Migrate to nsscache from SSSD

Note

In SUNK v7.0.0, nsscache is now the default directory service. The following steps only apply if you are using an earlier version of SUNK and are migrating to nsscache for your directory service.

Disable SSSD in the slurm and slurm-login charts

To enable nsscache, you must edit the slurm Helm chart.
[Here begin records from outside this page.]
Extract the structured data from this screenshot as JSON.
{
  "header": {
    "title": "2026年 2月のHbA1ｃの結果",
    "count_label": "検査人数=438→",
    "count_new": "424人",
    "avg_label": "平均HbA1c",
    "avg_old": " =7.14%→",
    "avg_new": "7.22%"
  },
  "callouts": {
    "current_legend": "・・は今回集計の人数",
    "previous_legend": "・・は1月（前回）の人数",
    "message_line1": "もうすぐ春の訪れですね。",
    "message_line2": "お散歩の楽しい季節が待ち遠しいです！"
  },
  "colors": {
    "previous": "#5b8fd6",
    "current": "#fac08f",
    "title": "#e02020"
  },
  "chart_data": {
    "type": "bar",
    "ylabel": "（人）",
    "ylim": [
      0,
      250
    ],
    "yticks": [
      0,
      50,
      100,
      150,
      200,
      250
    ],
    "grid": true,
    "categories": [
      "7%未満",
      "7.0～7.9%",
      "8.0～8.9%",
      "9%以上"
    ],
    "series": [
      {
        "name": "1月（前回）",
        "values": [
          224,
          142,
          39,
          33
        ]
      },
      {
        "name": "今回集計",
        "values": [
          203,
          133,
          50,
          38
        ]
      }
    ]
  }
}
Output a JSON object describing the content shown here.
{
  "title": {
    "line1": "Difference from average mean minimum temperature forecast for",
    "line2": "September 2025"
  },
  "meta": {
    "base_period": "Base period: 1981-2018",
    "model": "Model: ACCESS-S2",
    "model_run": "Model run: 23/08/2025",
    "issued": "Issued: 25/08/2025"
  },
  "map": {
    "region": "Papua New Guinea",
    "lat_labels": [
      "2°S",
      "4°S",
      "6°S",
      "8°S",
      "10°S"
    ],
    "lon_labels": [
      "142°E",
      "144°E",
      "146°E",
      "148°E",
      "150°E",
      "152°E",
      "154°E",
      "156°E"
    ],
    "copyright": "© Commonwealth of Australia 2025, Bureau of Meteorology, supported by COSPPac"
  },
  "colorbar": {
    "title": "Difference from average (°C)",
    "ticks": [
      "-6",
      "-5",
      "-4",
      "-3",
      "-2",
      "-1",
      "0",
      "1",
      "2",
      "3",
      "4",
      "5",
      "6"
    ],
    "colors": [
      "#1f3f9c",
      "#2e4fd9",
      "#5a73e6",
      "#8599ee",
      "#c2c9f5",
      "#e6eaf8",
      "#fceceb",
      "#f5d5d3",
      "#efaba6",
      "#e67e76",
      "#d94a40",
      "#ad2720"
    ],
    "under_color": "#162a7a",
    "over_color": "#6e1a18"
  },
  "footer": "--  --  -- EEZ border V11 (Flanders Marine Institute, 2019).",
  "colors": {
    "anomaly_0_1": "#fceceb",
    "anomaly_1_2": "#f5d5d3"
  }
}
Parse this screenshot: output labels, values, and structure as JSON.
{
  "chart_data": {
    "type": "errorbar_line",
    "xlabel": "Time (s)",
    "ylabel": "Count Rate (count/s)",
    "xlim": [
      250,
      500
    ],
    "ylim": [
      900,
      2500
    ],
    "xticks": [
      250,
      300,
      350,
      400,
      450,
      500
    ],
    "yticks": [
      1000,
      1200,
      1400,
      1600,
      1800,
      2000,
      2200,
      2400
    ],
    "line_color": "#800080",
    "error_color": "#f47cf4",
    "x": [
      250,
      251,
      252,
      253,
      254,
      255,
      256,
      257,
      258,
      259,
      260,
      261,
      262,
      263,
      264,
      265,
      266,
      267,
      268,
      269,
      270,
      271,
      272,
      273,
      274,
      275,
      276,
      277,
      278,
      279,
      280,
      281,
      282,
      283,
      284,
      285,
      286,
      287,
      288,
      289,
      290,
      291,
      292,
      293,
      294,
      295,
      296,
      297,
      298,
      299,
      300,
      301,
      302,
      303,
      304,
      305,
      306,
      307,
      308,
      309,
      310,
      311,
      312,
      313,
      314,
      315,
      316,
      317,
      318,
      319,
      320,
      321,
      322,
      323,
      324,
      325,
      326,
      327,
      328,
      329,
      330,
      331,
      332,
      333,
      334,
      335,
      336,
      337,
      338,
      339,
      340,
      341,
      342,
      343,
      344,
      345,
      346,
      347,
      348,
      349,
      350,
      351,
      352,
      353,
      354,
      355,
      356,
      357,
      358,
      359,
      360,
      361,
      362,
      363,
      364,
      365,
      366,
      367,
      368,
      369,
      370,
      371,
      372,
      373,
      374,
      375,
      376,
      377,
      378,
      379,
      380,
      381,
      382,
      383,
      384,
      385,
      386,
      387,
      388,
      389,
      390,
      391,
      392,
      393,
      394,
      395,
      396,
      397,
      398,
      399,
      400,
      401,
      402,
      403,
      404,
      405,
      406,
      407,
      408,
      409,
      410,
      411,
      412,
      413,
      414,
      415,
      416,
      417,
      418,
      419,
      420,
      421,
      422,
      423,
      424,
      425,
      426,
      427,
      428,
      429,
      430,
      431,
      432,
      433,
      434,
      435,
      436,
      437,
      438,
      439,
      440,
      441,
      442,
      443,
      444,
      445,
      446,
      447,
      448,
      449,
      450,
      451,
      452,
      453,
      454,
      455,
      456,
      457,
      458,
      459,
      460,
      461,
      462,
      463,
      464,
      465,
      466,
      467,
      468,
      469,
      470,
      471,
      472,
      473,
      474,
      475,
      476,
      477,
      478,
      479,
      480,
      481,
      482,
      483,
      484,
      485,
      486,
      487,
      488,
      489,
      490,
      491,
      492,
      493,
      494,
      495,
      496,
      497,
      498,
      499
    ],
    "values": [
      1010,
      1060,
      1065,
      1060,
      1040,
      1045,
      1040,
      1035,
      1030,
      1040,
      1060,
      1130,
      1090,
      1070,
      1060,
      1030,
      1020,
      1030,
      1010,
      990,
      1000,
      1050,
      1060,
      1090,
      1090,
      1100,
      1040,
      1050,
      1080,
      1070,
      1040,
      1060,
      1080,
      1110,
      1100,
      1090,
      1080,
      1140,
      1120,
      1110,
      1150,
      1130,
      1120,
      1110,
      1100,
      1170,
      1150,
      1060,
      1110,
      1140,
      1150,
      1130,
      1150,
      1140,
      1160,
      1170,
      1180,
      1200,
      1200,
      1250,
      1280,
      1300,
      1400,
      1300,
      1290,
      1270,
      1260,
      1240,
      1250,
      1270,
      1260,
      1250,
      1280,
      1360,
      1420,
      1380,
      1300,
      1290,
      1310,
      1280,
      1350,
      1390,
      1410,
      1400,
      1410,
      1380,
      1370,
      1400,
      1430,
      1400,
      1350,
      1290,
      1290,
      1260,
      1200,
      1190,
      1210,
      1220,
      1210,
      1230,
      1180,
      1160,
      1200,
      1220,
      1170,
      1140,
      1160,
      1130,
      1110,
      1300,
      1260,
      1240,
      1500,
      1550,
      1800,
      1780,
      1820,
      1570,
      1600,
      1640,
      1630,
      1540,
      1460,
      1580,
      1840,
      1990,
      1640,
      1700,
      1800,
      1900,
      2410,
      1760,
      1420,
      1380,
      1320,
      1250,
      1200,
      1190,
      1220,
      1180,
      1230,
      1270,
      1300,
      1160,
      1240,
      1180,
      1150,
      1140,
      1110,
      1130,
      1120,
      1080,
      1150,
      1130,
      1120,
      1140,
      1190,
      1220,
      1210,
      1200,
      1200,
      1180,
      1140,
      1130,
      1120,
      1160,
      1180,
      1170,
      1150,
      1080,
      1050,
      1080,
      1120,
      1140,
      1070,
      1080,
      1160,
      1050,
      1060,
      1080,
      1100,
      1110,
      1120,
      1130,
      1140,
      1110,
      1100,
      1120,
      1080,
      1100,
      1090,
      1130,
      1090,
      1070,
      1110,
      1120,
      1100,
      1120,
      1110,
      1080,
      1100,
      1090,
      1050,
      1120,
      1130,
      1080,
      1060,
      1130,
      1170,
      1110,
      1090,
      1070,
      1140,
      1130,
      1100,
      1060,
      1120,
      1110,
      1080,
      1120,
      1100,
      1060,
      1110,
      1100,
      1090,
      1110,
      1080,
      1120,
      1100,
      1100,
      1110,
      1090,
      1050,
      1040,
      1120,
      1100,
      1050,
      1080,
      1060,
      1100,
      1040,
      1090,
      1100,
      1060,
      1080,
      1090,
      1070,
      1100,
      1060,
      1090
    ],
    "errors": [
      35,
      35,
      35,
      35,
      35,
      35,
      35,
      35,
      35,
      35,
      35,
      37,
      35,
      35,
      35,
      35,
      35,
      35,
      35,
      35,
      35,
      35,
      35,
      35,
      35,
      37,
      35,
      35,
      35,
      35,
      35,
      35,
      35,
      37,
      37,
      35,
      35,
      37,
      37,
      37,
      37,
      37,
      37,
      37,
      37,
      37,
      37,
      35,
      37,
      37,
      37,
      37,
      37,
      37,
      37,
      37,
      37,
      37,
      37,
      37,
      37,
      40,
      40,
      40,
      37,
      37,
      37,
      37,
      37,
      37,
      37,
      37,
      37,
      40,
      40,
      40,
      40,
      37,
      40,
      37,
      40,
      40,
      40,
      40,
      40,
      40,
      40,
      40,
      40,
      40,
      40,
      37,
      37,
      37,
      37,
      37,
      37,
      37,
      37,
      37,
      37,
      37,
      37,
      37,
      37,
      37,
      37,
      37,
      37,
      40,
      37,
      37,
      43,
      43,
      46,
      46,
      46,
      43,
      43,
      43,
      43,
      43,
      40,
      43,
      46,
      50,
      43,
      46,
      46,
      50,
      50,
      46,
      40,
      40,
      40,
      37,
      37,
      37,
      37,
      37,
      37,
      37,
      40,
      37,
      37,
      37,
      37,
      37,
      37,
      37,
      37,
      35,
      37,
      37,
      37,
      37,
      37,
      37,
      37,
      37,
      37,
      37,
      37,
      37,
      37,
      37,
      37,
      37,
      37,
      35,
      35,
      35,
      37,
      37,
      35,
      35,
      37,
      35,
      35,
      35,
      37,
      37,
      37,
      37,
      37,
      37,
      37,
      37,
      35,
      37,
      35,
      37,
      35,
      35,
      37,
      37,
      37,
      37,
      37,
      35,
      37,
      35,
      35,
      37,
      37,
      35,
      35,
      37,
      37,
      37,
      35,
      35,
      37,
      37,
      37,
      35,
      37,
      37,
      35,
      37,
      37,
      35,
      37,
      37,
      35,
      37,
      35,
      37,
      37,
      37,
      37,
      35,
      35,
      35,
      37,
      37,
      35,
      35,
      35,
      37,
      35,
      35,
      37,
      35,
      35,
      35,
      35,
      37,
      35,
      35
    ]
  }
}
If using individual login pods, you must also edit the slurm-login Helm chart.

Update the slurm chart

In the slurm chart's values.yaml file, update the sssdContainer.enabled parameter to false and remove the directoryService section, as shown below:

Example
sssdContainer:
enabled: false
# Remove the `directoryService` key
directoryService:

This disables SSSD, which is incompatible with nsscache.

You may remove the directoryCache.directoryService section in the values.yaml of the slurm chart, as nsscache does not use this configuration.

Disable SSSD

You must disable SSSD to use nsscache. For SUNK versions v6.x and below, SSSD is enabled by default.

Update the slurm-login chart

If using individual login pods, you will also need to edit the slurm-login chart's values.yaml file.

Set the directoryCache.source parameter to nsscache, as shown below:

Example
directoryCache:
source: nsscache
# Remove the `directoryService` key
directoryService:

You may remove the directoryCache.directoryService section in the values.yaml of the slurm-login chart, as nsscache does not use this configuration.